Triphenyltetrazolium and its derivatives are anisotropic inhibitors of energy transduction in oxidative phosphorylation in rat liver mitochondria.

Triphenyltetrazolium and its derivatives inhibited energy transduction in mitochondria but not in submitochondrial particles, which are inside-out relative to the membranes of mitochondria. Triphenyltetrazolium incorporated into the inside of submitochondrial particles inhibited ATP synthesis in the particles.
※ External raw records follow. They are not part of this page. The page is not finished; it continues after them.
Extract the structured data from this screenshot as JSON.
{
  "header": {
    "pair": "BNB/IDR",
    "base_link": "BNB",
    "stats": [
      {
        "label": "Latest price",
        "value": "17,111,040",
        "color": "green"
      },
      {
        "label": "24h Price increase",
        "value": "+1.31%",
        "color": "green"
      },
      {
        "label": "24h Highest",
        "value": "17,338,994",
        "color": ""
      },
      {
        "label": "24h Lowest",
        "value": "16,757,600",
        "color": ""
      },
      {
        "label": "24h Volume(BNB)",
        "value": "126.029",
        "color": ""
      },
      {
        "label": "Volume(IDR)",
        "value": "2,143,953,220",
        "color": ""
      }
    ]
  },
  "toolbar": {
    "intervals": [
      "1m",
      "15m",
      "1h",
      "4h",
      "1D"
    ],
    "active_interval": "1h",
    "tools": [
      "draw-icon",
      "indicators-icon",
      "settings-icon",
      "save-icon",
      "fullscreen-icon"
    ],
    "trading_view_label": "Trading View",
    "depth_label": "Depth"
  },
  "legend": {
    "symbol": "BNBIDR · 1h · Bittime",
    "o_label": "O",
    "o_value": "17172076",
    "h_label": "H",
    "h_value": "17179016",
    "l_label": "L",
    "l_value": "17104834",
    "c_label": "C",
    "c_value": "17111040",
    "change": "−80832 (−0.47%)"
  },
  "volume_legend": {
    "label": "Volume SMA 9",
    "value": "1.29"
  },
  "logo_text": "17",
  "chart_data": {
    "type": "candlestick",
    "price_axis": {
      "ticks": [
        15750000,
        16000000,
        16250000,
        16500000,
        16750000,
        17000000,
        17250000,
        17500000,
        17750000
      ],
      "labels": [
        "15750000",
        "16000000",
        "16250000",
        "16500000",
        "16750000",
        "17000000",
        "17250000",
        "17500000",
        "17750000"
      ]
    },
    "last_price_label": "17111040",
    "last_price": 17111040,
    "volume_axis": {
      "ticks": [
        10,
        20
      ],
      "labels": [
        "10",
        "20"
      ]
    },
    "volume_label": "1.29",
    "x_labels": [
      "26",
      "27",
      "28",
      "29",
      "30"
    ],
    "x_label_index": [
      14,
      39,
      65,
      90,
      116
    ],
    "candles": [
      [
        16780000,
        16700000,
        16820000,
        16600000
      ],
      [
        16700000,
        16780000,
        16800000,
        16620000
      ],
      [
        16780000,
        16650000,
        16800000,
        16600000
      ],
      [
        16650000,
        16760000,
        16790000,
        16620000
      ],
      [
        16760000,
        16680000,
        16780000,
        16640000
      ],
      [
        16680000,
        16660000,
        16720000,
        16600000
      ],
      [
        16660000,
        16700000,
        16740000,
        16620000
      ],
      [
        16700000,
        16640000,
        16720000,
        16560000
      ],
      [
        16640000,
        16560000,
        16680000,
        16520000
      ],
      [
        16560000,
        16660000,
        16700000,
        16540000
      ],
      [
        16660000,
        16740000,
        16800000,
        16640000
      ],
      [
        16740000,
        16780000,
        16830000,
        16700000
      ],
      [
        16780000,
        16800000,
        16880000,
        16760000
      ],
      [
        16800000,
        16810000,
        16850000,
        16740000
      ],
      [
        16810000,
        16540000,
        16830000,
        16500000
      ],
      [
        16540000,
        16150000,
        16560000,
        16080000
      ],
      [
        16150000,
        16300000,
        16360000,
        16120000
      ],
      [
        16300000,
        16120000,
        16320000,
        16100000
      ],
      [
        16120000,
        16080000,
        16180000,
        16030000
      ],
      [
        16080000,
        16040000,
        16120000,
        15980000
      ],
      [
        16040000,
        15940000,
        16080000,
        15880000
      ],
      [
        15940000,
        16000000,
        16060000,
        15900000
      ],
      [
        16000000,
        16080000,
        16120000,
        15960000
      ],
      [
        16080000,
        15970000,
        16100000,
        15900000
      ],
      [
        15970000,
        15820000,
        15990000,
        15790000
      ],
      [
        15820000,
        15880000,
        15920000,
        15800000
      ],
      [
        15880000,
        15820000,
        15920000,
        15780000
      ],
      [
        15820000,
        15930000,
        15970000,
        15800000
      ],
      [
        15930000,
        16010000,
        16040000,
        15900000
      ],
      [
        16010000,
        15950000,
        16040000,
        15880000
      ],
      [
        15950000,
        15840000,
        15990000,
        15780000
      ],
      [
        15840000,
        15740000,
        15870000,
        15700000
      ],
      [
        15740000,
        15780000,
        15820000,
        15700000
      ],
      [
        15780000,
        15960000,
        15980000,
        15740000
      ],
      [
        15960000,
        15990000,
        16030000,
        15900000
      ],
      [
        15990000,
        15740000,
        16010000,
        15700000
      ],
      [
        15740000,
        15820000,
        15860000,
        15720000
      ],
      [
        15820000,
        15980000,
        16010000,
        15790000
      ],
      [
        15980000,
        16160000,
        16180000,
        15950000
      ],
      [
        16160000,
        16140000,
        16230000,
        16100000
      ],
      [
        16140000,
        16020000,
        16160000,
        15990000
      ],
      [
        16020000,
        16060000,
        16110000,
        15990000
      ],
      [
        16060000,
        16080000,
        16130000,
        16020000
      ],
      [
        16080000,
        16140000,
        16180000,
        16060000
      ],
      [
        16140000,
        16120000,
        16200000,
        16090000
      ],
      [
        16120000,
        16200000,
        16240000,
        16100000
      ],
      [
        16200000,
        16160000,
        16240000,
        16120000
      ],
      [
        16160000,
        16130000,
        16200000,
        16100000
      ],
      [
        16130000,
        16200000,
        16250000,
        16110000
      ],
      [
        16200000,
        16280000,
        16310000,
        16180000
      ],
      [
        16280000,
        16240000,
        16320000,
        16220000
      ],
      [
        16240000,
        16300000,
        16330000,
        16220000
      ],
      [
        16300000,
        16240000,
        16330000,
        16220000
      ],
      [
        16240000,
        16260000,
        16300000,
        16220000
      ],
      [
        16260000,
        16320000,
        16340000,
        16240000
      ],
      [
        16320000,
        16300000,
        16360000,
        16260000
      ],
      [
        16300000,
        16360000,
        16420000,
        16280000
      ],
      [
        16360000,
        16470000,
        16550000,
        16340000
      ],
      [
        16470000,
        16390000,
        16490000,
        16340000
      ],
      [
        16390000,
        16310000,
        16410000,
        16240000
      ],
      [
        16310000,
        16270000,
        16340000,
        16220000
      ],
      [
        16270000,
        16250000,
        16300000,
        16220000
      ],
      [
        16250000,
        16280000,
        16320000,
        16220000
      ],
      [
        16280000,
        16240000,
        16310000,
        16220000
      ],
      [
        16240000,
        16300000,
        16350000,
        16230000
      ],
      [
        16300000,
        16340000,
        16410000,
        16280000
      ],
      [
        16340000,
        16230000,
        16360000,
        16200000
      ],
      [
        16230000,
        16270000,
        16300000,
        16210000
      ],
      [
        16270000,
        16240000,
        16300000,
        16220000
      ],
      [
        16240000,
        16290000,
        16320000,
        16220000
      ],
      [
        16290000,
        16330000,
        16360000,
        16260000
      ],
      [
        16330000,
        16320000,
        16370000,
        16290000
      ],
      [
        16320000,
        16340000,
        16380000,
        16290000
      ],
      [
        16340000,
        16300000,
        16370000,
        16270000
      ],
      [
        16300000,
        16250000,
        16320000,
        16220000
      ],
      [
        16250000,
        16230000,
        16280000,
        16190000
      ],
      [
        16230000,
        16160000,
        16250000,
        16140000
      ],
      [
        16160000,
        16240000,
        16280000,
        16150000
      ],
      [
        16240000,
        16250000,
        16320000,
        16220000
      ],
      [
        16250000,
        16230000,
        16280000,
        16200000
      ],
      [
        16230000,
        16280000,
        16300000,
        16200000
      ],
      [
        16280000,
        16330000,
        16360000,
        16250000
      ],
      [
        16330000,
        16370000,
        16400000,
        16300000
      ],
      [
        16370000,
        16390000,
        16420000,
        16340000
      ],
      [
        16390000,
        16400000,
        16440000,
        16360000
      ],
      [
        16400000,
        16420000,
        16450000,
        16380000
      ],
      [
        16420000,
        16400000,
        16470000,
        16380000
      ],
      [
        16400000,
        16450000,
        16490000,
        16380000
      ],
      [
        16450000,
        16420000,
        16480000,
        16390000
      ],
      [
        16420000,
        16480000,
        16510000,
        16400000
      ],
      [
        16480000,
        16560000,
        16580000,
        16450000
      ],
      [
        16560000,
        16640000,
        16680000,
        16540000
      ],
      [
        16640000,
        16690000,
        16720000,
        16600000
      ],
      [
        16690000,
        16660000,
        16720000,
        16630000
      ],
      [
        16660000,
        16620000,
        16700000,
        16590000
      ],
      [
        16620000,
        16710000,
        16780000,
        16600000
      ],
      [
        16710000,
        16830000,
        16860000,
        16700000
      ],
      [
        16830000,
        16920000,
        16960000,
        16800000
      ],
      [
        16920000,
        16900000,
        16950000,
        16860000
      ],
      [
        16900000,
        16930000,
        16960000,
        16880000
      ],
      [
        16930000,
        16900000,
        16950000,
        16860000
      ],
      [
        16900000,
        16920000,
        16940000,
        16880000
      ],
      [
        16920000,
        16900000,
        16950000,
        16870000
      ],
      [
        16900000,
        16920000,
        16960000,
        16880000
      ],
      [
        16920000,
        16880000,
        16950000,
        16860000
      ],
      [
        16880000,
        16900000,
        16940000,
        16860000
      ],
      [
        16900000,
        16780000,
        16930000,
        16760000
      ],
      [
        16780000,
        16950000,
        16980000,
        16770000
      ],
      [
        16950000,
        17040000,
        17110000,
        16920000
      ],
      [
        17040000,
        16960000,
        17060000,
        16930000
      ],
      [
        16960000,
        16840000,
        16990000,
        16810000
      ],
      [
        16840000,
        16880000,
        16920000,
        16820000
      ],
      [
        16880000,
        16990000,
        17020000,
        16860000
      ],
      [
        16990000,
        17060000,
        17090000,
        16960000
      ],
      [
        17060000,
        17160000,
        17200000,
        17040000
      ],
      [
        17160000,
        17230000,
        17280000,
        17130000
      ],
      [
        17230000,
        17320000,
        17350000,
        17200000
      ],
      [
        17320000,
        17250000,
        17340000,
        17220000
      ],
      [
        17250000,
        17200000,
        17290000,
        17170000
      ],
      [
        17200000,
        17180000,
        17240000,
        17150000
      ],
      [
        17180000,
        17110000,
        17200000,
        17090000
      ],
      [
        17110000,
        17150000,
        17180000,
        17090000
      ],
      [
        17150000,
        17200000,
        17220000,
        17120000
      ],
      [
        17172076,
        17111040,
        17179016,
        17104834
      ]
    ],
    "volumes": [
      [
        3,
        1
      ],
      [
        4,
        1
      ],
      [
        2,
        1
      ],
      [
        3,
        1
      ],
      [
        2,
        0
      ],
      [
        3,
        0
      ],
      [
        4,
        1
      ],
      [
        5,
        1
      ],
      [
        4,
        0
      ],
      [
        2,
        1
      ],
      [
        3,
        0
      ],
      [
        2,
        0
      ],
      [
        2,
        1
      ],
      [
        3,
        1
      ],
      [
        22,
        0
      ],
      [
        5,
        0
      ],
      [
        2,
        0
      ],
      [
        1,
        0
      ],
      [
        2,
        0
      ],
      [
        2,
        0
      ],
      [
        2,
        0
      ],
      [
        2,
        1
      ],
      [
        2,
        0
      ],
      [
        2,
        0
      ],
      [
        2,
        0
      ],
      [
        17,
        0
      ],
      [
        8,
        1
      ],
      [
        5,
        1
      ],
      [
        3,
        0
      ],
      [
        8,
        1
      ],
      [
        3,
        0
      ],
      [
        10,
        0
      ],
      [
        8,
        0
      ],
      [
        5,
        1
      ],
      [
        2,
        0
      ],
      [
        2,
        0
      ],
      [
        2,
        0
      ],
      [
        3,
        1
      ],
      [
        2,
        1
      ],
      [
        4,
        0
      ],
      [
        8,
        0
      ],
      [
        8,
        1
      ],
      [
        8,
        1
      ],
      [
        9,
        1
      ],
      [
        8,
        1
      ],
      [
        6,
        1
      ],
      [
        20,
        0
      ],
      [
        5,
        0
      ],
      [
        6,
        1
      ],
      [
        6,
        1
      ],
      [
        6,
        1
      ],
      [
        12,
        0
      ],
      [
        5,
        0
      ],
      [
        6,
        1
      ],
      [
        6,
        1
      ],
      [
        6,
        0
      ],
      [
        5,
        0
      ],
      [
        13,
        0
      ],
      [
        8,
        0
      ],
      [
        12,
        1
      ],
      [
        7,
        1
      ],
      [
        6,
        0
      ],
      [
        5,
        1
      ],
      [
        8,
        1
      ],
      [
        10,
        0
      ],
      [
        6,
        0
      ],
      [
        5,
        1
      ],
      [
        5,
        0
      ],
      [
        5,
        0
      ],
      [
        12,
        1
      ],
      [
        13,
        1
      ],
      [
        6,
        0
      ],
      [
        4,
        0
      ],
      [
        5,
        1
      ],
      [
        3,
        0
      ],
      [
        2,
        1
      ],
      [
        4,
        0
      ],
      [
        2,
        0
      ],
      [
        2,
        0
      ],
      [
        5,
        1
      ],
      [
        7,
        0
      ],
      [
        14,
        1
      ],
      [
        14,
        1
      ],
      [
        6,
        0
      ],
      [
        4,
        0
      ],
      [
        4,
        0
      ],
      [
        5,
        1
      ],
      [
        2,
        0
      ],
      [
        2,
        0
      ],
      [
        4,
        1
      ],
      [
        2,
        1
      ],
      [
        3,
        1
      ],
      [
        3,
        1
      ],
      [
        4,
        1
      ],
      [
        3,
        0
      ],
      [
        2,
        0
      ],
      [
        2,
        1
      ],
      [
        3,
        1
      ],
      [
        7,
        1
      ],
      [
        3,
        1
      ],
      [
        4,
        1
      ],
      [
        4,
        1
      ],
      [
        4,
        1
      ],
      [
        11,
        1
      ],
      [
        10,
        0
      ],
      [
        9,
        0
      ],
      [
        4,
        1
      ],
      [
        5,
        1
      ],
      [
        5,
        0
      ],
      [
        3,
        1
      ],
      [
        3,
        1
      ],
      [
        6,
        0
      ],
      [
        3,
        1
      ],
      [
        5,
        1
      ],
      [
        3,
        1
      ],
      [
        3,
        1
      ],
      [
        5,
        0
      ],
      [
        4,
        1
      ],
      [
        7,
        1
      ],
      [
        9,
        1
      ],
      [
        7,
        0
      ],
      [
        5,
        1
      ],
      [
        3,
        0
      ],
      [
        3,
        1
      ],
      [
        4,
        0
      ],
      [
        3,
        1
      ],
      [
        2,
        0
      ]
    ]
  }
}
Triphenyltetrazolium also inhibited the reduction of NAD by succinate coupled with oxidation of succinate by O2 and hydrolysis of ATP. Energization of mitochondrial inner membranes with succinate and with ATP induced sites on the membranes for triphenyltetrazolium and its derivatives. The maximum amounts of energy-dependent binding sites for triphenyltetrazolium on membranes energized with succinate and ATP, respectively, were 14 and 4 nmol/mg protein. Triphenyltetrazolium also induced H+ ejection from the energized membranes. The maximum amounts of H+ ejection from membranes energized with succinate and ATP, respectively, were 4 and 2.4 nmol/mg protein. Triphenyltetrazolium also decreased the membrane potential up to about half the control value and caused shrinkage of mitochondria in an energy-dependent fashion. Comparison of the Hammett's sigma constants of triphenyltetrazolium derivatives with various substituents on the 3-benzene ring showed that lower concentrations of triphenyltetrazolium derivatives with a stronger positive charge were required for inhibition of energy transduction. The present findings show that triphenyltetrazolium and its derivatives act as anisotropic inhibitors of energy transduction by binding to negative charges created on the outer side (C-side) of energized mitochondria, and that the positive charge of these inhibitors is one of important factors for their inhibitory activity. These negative charges may be an essential part of the H+ pump.